Sgrigna: Toro, che attacco! Ma in A ci porterà la difesa
Il calciatore granata: «E questa squadra farà ancora meglio nella massima serie. L'importante è non subire reti: un golletto lo segniamo sempre. Infatti siamo primi. Mai pensato di tornare a Vicenza. Anzi, dipendesse da me, non me ne andrei più»
© LaPressePer Bianchi, il danno e la beffa.
«Eh sì, lui sa di aver compiuto un’ingenuità con la sua reazione, però bisogna anche capirlo. Ha subìto per tutta la partita, purtroppo nessuno ha visto niente: solo la sua manata è stata punita».
Bianchi è ancora adesso nero come la pece.

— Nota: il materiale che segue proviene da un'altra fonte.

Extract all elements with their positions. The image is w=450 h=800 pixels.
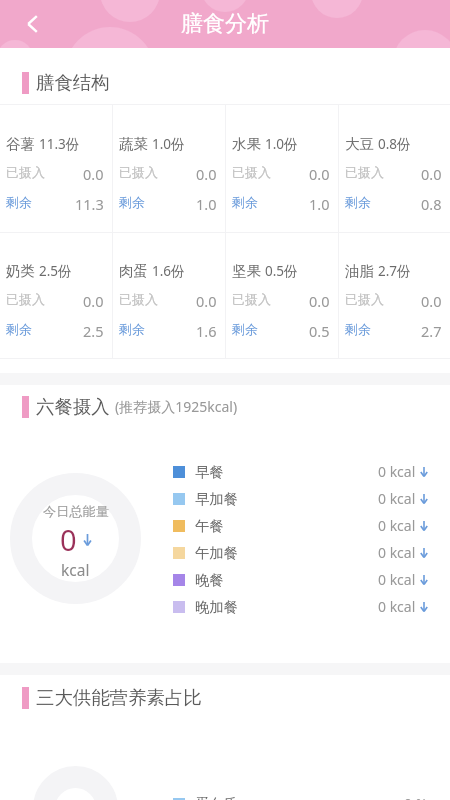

«È arrabbiato lui, siamo arrabbiati tutti. Erano anni che non vedevo una cosa del genere. Il gioco duro ci può anche stare, ma così no, non è giusto».

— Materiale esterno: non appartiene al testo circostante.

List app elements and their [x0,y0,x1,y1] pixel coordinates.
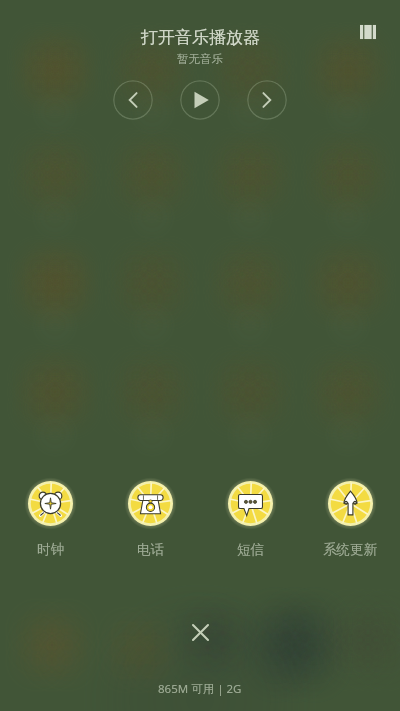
staticText: 暂无音乐 [177,52,223,66]
staticText: 时钟 [37,541,64,558]
staticText: 电话 [137,541,164,558]
button[interactable]: Equalizer [356,20,380,44]
button[interactable]: 短信 [200,481,300,558]
staticText: 短信 [237,541,264,558]
button[interactable]: 时钟 [0,481,100,558]
button[interactable]: Next track [247,80,287,120]
button[interactable]: Play [180,80,220,120]
staticText: 打开音乐播放器 [141,27,260,48]
button[interactable]: Previous track [113,80,153,120]
button[interactable]: 电话 [100,481,200,558]
staticText: 865M 可用 | 2G [158,681,242,697]
button[interactable]: Close [180,612,220,652]
staticText: 系统更新 [323,541,377,558]
button[interactable]: 系统更新 [300,481,400,558]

Tre partite senza Bianchi, a meno di sconti dopo il ricorso. Cosa cambia per il Toro?
«Spero niente. Intendiamoci: Bianchi è sempre Bianchi, è il nostro capitano, è il cannoniere della squadra, però l’attacco del Toro è comunque molto competitivo».
Quanto valgono, in termini di reti, Bianchi, Antenucci, Ebagua e Sgrigna in B?
(Sgrigna si prende qualche secondo, poi risponde) «Almeno 50 gol. Per qualità individuali e per il gioco del Toro, è un obiettivo possibile. Poi dipende da tante cose: chi gioca di più, di meno, chi finalizza e chi si sacrifica sull’out. Come sta facendo benissimo Antenucci».
Come Sgrigna un anno fa...
«Sì, e malgrado tutto qualche buona partita l’ho fatta anch’io».
Con i risultati di quest’anno sarebbe stato anche più facile per lei accettare quel sacrificio.
«È una giusta osservazione, anche perché spesso noi calciatori veniamo giudicati in base ai risultati. E quando vinci, pure chi gioca fuori ruolo riesce comunque a fare bella figura».